Raise the seat. If your seat is too low and your legs rise to an angle greater than 65-degrees in relation to your body, you exhaust yourself. If your seat is high enough so your legs extend fully when the crank arm is at the bottom of the cycle, the effort you expend is less. Of all the things you can do to make a single speed bicycle easier to pedal, this is the most important.
Fill up your tires. Bicycle tires are like car tires since, if they don't have the proper amount of air, they ride flat. Tires with low air pressure are harder to pedal because they have more surface area, creating additional friction with the ground. Fill your tires 5 pounds beyond the recommended amount to lessen the friction.

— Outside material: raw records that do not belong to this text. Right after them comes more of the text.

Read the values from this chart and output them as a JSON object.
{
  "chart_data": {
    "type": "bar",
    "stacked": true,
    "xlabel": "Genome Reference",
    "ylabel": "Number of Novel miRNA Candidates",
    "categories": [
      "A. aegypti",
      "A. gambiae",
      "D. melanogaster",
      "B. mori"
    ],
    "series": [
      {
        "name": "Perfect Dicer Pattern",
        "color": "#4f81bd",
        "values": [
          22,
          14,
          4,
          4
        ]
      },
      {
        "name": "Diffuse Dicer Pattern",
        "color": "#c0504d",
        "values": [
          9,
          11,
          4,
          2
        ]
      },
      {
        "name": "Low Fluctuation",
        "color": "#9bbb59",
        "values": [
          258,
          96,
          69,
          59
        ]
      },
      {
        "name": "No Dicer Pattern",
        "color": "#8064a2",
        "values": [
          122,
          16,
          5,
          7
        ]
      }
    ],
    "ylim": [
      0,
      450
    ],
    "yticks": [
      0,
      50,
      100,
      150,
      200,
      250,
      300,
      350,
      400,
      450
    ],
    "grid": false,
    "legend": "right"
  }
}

Change the gear ratio. If your single speed is difficult to pedal at slow speeds, purchase a front gear that is smaller or a back gear sprocket that is larger. If your bicycle is difficult to pedal at high speeds, increase the size of your front sprocket or replace your back sprocket with one that is smaller.
Adjust the size of your crank arms. Longer crank arms make it more difficult to pedal at low speeds, particularly when you first start, but are easier to pedal at high speeds because your legs have more leverage. Shorter crank arms make starting off easier, but, at high speeds, the revolutions per minute are so great that you will exhaust yourself trying to keep up.